The final model achieves ~66% test accuracy on CIFAR-100.
The network follows the core principles of the VGG-16 design:
- Stacked 3×3 convolutional layers
- Increasing feature depth (64 → 128 → 256 → 512)
- Max-pooling between convolutional blocks
- Fully connected layers for classification
To improve training stability, Batch Normalisation is applied after each convolutional layer.
The architecture is adapted for 32×32 input images, unlike the original VGG model which was designed for ImageNet.
- Optimizer: SGD with momentum (0.9)
- Initial learning rate: 0.1
- Weight decay: 5e-4
- Batch size: 256
- Epochs: up to 100
A MultiStep learning rate scheduler is used. Learning rate drop points were chosen based on observed plateaus in validation accuracy.

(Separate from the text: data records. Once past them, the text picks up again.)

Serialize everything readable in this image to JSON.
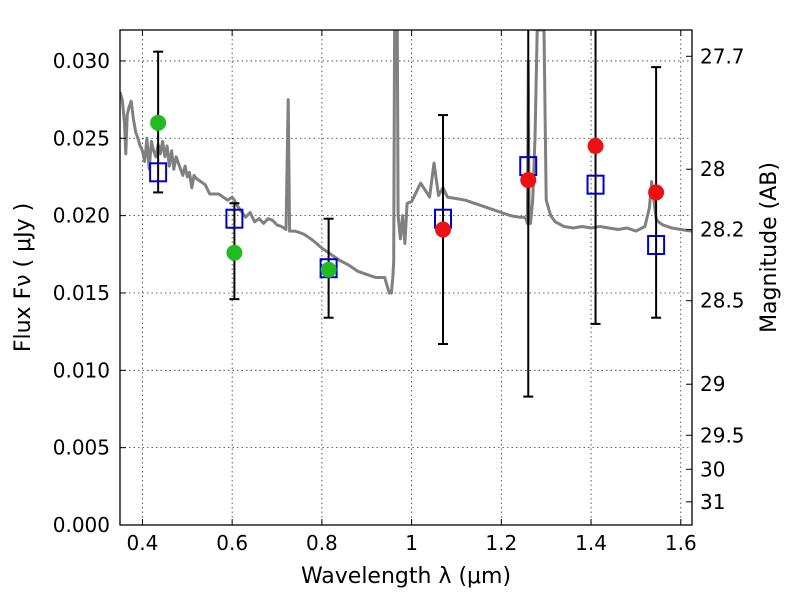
{
  "chart_data": {
    "type": "scatter",
    "xlabel": "Wavelength  λ (μm)",
    "ylabel": "Flux  Fν  ( μJy )",
    "y2label": "Magnitude (AB)",
    "xlim": [
      0.35,
      1.625
    ],
    "ylim": [
      0.0,
      0.032
    ],
    "grid": true,
    "x_ticks": [
      0.4,
      0.6,
      0.8,
      1.0,
      1.2,
      1.4,
      1.6
    ],
    "x_tick_labels": [
      "0.4",
      "0.6",
      "0.8",
      "1",
      "1.2",
      "1.4",
      "1.6"
    ],
    "y_ticks": [
      0.0,
      0.005,
      0.01,
      0.015,
      0.02,
      0.025,
      0.03
    ],
    "y_tick_labels": [
      "0.000",
      "0.005",
      "0.010",
      "0.015",
      "0.020",
      "0.025",
      "0.030"
    ],
    "y2_ticks": [
      {
        "label": "27.7",
        "flux": 0.0303
      },
      {
        "label": "28",
        "flux": 0.023
      },
      {
        "label": "28.2",
        "flux": 0.0191
      },
      {
        "label": "28.5",
        "flux": 0.0145
      },
      {
        "label": "29",
        "flux": 0.0091
      },
      {
        "label": "29.5",
        "flux": 0.0058
      },
      {
        "label": "30",
        "flux": 0.0036
      },
      {
        "label": "31",
        "flux": 0.0015
      }
    ],
    "series": [
      {
        "kind": "line",
        "color": "#808080",
        "x": [
          0.35,
          0.355,
          0.36,
          0.363,
          0.366,
          0.37,
          0.375,
          0.38,
          0.385,
          0.39,
          0.395,
          0.4,
          0.405,
          0.41,
          0.415,
          0.42,
          0.425,
          0.43,
          0.435,
          0.44,
          0.445,
          0.45,
          0.455,
          0.46,
          0.465,
          0.47,
          0.475,
          0.48,
          0.485,
          0.49,
          0.495,
          0.5,
          0.505,
          0.51,
          0.515,
          0.52,
          0.53,
          0.54,
          0.55,
          0.56,
          0.57,
          0.58,
          0.59,
          0.6,
          0.605,
          0.61,
          0.62,
          0.63,
          0.64,
          0.65,
          0.66,
          0.67,
          0.68,
          0.69,
          0.7,
          0.71,
          0.72,
          0.725,
          0.728,
          0.731,
          0.735,
          0.74,
          0.75,
          0.76,
          0.78,
          0.8,
          0.82,
          0.84,
          0.86,
          0.88,
          0.9,
          0.92,
          0.94,
          0.95,
          0.955,
          0.958,
          0.96,
          0.962,
          0.964,
          0.966,
          0.968,
          0.97,
          0.975,
          0.98,
          0.985,
          0.99,
          1.0,
          1.02,
          1.04,
          1.05,
          1.06,
          1.07,
          1.08,
          1.1,
          1.12,
          1.14,
          1.16,
          1.18,
          1.2,
          1.22,
          1.24,
          1.25,
          1.255,
          1.258,
          1.26,
          1.262,
          1.265,
          1.27,
          1.275,
          1.28,
          1.285,
          1.29,
          1.295,
          1.3,
          1.31,
          1.32,
          1.34,
          1.36,
          1.38,
          1.4,
          1.42,
          1.44,
          1.46,
          1.48,
          1.5,
          1.52,
          1.53,
          1.535,
          1.54,
          1.545,
          1.55,
          1.56,
          1.58,
          1.6,
          1.625
        ],
        "y": [
          0.028,
          0.0275,
          0.026,
          0.024,
          0.0265,
          0.027,
          0.0274,
          0.0262,
          0.0254,
          0.025,
          0.0245,
          0.0242,
          0.0235,
          0.025,
          0.023,
          0.0248,
          0.0242,
          0.0238,
          0.0246,
          0.024,
          0.0248,
          0.0238,
          0.0245,
          0.0232,
          0.0242,
          0.023,
          0.0238,
          0.0234,
          0.023,
          0.0226,
          0.0232,
          0.0225,
          0.0228,
          0.0218,
          0.0226,
          0.0224,
          0.0222,
          0.022,
          0.0214,
          0.0214,
          0.0214,
          0.0212,
          0.021,
          0.0212,
          0.021,
          0.0207,
          0.0203,
          0.0199,
          0.0202,
          0.0196,
          0.0198,
          0.0195,
          0.0198,
          0.0197,
          0.0194,
          0.0193,
          0.0191,
          0.0275,
          0.019,
          0.019,
          0.019,
          0.019,
          0.0189,
          0.0188,
          0.0184,
          0.0179,
          0.0175,
          0.0171,
          0.0168,
          0.0164,
          0.0162,
          0.016,
          0.016,
          0.015,
          0.015,
          0.016,
          0.017,
          0.032,
          0.032,
          0.032,
          0.032,
          0.02,
          0.0185,
          0.02,
          0.0182,
          0.0208,
          0.0209,
          0.0221,
          0.0212,
          0.0234,
          0.0213,
          0.0218,
          0.0212,
          0.0211,
          0.021,
          0.0208,
          0.0206,
          0.0204,
          0.0202,
          0.02,
          0.0199,
          0.0199,
          0.0198,
          0.0195,
          0.03,
          0.0195,
          0.0195,
          0.021,
          0.025,
          0.032,
          0.032,
          0.032,
          0.032,
          0.021,
          0.02,
          0.0196,
          0.0193,
          0.0192,
          0.0193,
          0.0192,
          0.0193,
          0.0192,
          0.0191,
          0.0192,
          0.019,
          0.0193,
          0.0205,
          0.0222,
          0.021,
          0.0198,
          0.0196,
          0.0194,
          0.0192,
          0.0191,
          0.019
        ]
      },
      {
        "kind": "errorbar",
        "color": "#000000",
        "x": [
          0.435,
          0.605,
          0.815,
          1.07,
          1.26,
          1.41,
          1.545
        ],
        "lower": [
          0.0215,
          0.0146,
          0.0134,
          0.0117,
          0.0083,
          0.013,
          0.0134
        ],
        "upper": [
          0.0306,
          0.0208,
          0.0198,
          0.0265,
          0.0323,
          0.0323,
          0.0296
        ]
      },
      {
        "kind": "square",
        "color": "#0000cc",
        "x": [
          0.435,
          0.605,
          0.815,
          1.07,
          1.26,
          1.41,
          1.545
        ],
        "y": [
          0.0228,
          0.0198,
          0.0166,
          0.0198,
          0.0232,
          0.022,
          0.0181
        ]
      },
      {
        "kind": "circle",
        "color": "#22bb22",
        "x": [
          0.435,
          0.605,
          0.815
        ],
        "y": [
          0.026,
          0.0176,
          0.0165
        ]
      },
      {
        "kind": "circle",
        "color": "#ee1111",
        "x": [
          1.07,
          1.26,
          1.41,
          1.545
        ],
        "y": [
          0.0191,
          0.0223,
          0.0245,
          0.0215
        ]
      }
    ]
  }
}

After each drop, further performance improvements were observed.
This approach mirrors the staged learning rate reduction strategy commonly used in VGG-style training.
To improve generalisation, the following data augmentation techniques are applied during training:
- Random cropping with padding
- Random horizontal flipping
Validation and test sets are kept deterministic with no augmentation to ensure fair evaluation.
- Best test accuracy: ~66%
- Training loss continues to decrease while validation accuracy eventually plateaus, highlighting the optimisation limitations of deep plain CNNs without skip connections.